I was listening to the Security Metrics podcast: 6 Phases of an Incident Response Plan during my usual lunch walk. Dave was describing the 2nd phase Identification and knowing if it's an incident or an event. He described both and gave examples of each. I pulled the definition of those from two different sources as a comparison.
"An event is any occurrence that can be observed, verified, and documented, whereas an incident is one or more related events that negatively affect the company and/or impact its security posture."
Event - Any occurrence that takes place during a certain period of time
Incident - An event that has a negative outcome affecting the confidentiality, integrity, or availability of an organization’s data
In regards to cyber security, has anyone ever experienced an event that didn't turn into an incident? Not counting false-positive alarms from a SIEM.
Every browser crash or device reboot is an event. Most of them don't turn into
Of course but I'm talking cyber security related, not technical glitches.
@tmekelburg1Its an observation, the source, if it can be defined accurately should be logged.
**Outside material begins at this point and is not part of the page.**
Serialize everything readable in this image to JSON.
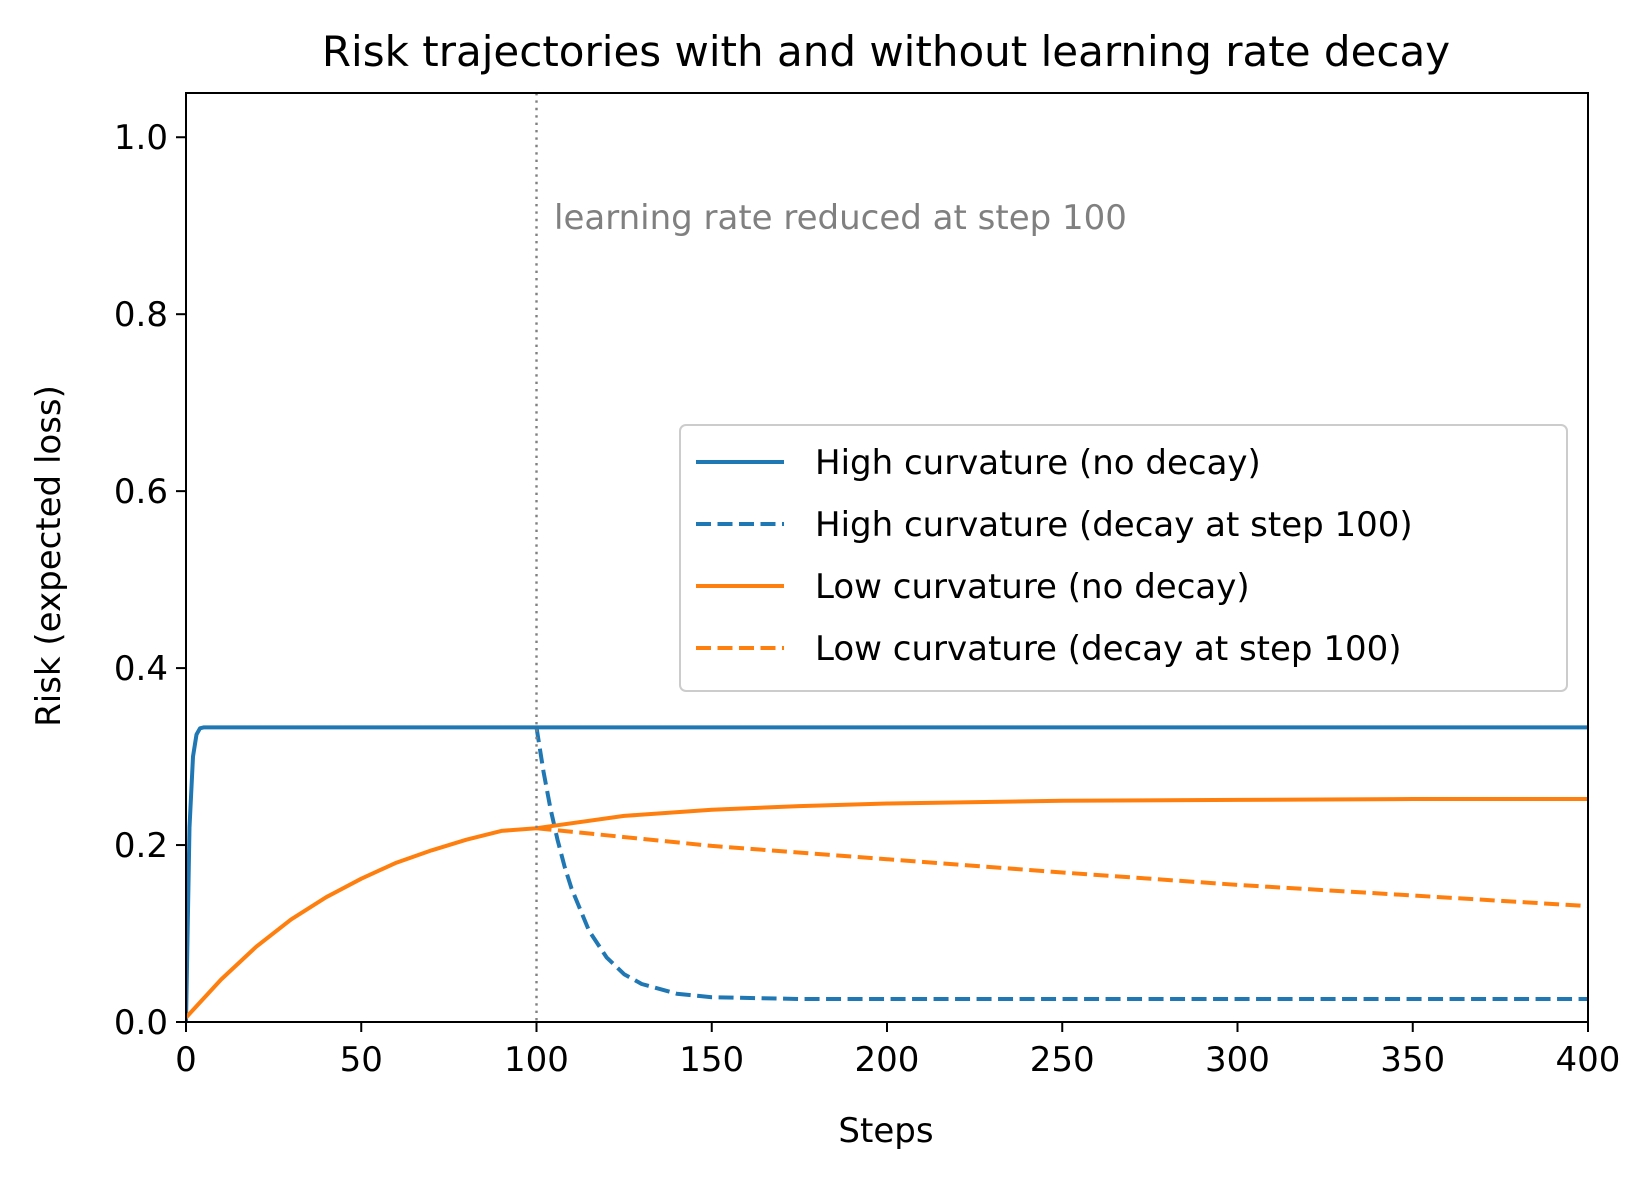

Or a Use case created to identify agreed actions or notifications due to a reconnaissance, which may later turn out into something more vigorous.
or notifications due to a reconnaissance, which may later turn out into something more vigorous.
Absolutely, and it could be used as a distraction technique as well. Any more examples of a cyber security event that stays an event and wouldn't escalate into an incident?
Does anyone feel it's important that people outside of the IT world understand the difference and even go so far as correcting their language when used incorrectly? It personally doesn't bother me but to some it does.
Event - Something that happens that gets logged. Think of Windows Event Viewer. A user logs on. A service starts. A server is restarted. A packet is allowed through a firewall.
Incident - An event that violates policy. A user attempts to logon outside of allowed hours or from outside of an allowed location. An IPS signature is triggered.
Breach - Information is lost of disclosed. CIA is compromised.
What about a phishing email? Would the email delivered to the user's inbox be the event and it wouldn't escalate to an incident until the payload was activated? Or would you consider it an incident at the onset?
Ask yourself if you have a policy that prohibits receipt of a phishing email. If you do, then it would be an Incident. Otherwise, it would be an event.
If you actively filter bad emails with an "advanced threat protection" system, then bad things getting past it would be an incident. However, if you depend upon your users to do the correct thing then it would only become an incident if the user reacts incorrectly.